As a SACNISTA, it is important that we not only do great science, but that we are able to communicate our work to our family, communities, and peers. Throughout my journey to become a better communicator, I have often thought about how I can take these strategies back to my tribe, where elders often don’t speak English and there is not even a word for “cell” and “DNA” in our language. This will be a challenge that we all face as we endeavor to become professionals in our respective fields, and still remain connected to our communities and cultures. But you can start by realizing your public speaking weaknesses and conquering them with effective strategies. In the interest of space, I’ve only relayed a few gems of advice, but I just want to mention that there are great resources out there where you can find a more thorough discussion on various topics. In particular, below I’ve listed some great resources for building your powers of communication.


Olsen, Randy. Don’t Be Such a Scientists: Talking Substance in an Age of Style. Island Press, 2009.

Dean, Cornelia. Am I Making Myself Clear?: A Scientist’s Guide to Talking to the Public. Harvard University Press, 2009.

Mooney, Chris and Cheryl Kirshenbaum. Unscientific America: How Scientific Illiteracy Threatens our Future. Basic Books, 2009.

Looking for opportunities to improve your presentation skills?

The Pacific Science Center offers a Science Communication Fellowship that is composed of “professional development workshops focused on building the skills to effectively engage public audiences.

Also offered by the Pacific Science Center is a popular series called Science Café.

Check out the Toastmasters International. There are various Seattle Toastmaster Clubs you can become a part of.

Want a beer and science? Check out Science on Tap where several UW scientists are featured.

Radio Science? Academia Nut on Hollow Earth Radio

General information about Engage: The Science Speaker Series and Seminar.

More information specifically about the seminar.

Featured SACNISTAs in the Engage: The Science Speaker Series and Seminar

In addition, please support the your UW SACNAS Chapter peers. Both Laura and I took the course together last fall, and will be giving our Engage talks soon. Mark your calendars, but if you can’t make it, our talks will be recorded and uploaded onto this blog for anyone interested in viewing them. We have tried to use all of the strategies from the course so hopefully our talks can serve as an example on how to use analogies and what I mean by storytelling. Tickets are free to UW Students.
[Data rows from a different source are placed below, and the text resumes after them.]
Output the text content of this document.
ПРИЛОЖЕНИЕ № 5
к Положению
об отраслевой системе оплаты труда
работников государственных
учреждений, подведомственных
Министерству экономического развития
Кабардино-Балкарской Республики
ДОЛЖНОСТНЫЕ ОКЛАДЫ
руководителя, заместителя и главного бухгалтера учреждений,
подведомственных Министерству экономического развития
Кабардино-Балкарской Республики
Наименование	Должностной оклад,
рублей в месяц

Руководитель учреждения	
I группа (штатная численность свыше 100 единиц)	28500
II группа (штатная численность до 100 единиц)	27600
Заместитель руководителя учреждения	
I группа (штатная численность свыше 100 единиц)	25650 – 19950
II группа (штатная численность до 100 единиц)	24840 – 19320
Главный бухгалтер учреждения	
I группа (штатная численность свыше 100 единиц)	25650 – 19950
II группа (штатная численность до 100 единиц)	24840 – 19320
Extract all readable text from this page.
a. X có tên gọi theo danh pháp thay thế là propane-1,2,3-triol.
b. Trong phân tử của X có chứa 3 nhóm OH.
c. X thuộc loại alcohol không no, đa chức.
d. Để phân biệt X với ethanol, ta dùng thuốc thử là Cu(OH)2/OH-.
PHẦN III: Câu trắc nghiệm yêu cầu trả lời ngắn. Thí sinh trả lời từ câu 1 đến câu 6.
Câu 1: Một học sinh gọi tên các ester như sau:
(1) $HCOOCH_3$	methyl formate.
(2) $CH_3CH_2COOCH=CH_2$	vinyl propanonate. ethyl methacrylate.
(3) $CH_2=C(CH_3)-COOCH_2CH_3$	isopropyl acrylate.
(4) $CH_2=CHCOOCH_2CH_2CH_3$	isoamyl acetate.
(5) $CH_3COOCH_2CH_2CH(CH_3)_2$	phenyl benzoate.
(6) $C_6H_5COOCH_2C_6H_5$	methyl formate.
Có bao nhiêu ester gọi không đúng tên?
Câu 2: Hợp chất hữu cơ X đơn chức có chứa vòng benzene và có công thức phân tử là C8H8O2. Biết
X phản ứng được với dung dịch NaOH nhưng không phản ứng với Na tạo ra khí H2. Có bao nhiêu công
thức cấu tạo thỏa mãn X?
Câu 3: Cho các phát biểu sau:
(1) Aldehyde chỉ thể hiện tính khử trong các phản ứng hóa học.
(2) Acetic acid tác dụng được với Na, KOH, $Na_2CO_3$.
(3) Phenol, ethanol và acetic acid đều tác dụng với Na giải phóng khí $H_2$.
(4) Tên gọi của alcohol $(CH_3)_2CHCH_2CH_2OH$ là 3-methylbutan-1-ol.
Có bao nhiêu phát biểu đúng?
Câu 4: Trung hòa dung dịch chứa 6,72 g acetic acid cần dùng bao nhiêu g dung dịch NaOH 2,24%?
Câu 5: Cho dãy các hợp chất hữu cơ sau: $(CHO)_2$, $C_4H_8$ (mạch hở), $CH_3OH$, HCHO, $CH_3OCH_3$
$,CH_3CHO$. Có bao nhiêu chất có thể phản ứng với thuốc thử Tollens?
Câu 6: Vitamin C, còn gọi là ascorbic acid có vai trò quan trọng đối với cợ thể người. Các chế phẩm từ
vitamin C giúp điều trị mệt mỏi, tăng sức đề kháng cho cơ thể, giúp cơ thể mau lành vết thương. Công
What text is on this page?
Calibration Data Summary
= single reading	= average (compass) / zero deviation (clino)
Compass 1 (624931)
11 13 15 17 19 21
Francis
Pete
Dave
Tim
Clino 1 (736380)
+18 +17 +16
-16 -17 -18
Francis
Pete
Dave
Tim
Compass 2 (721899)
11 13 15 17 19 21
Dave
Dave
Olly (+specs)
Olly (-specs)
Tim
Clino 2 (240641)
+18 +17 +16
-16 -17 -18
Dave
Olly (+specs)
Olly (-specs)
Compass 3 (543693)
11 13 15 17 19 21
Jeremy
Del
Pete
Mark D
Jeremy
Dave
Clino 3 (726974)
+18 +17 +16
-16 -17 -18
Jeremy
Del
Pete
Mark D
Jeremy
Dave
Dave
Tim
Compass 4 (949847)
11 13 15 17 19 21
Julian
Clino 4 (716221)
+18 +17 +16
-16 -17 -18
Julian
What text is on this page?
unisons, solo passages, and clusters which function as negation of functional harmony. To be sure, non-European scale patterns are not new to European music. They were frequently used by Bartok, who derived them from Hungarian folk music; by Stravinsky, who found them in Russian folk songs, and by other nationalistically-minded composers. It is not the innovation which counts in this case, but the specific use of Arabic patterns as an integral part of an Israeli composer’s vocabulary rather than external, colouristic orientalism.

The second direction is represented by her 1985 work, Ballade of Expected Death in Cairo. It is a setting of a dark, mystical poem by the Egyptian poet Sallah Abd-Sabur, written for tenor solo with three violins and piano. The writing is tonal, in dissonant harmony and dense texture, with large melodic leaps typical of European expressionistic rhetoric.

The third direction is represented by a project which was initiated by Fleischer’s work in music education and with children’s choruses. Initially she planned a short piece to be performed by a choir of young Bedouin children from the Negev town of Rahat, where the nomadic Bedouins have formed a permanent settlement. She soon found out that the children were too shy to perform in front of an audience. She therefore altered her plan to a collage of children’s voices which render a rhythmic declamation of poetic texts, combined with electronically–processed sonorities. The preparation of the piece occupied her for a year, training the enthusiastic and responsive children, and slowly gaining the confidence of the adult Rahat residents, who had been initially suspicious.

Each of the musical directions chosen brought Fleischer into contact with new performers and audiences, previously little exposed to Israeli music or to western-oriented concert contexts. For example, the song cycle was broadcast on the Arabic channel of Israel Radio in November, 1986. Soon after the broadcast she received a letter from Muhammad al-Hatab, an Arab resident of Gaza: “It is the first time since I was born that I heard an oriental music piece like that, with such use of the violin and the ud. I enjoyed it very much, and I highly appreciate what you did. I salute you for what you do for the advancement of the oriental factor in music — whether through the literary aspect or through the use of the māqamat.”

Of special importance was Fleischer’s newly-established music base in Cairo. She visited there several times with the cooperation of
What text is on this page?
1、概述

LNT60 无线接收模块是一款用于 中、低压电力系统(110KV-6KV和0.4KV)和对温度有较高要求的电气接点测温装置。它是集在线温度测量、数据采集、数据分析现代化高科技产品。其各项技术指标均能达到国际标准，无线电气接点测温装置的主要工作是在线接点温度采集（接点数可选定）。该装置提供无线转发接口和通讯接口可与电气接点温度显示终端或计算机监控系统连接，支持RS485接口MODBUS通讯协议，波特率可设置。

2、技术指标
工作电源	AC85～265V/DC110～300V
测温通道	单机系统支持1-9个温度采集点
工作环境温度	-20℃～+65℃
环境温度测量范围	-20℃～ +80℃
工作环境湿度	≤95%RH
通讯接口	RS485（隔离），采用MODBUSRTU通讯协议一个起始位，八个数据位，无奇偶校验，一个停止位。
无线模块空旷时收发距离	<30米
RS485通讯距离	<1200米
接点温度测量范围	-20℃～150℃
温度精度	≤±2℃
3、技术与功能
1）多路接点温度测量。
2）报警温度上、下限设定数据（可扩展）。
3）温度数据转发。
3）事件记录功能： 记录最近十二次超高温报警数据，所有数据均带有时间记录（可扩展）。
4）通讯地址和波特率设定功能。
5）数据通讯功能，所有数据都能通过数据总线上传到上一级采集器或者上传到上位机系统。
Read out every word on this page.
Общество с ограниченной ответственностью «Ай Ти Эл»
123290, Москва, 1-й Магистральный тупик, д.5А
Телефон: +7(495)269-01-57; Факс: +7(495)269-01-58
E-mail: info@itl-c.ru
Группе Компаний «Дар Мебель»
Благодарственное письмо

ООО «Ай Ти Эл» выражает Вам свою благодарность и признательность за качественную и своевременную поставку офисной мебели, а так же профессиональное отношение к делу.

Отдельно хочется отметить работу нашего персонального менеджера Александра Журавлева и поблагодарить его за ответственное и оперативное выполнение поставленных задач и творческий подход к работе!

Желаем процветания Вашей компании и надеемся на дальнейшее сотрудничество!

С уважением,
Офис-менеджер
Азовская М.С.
Please bring your UW ID cards

Laura E. Martinez

The Life And Times Of A Cancer-Causing Bacterium That Can Thrive In The Human Stomach
Thursday February 23 08:15 PM Downstairs At Town Hall Part Ii

Katrina Claw
Mission Impossible: A Sperm’s Perilous Journey To The Center Of The Egg
Thursday March 01 08:15 PM Downstairs At Town Hall Part Ii

Katrina Claw is a 4th year Ph.D. student in the Department of Genome Sciences. She is a member of the Navajo tribe and originally from Arizona. A more detailed profile of Katrina is located in an earlier blog post on Native American Heritage Month.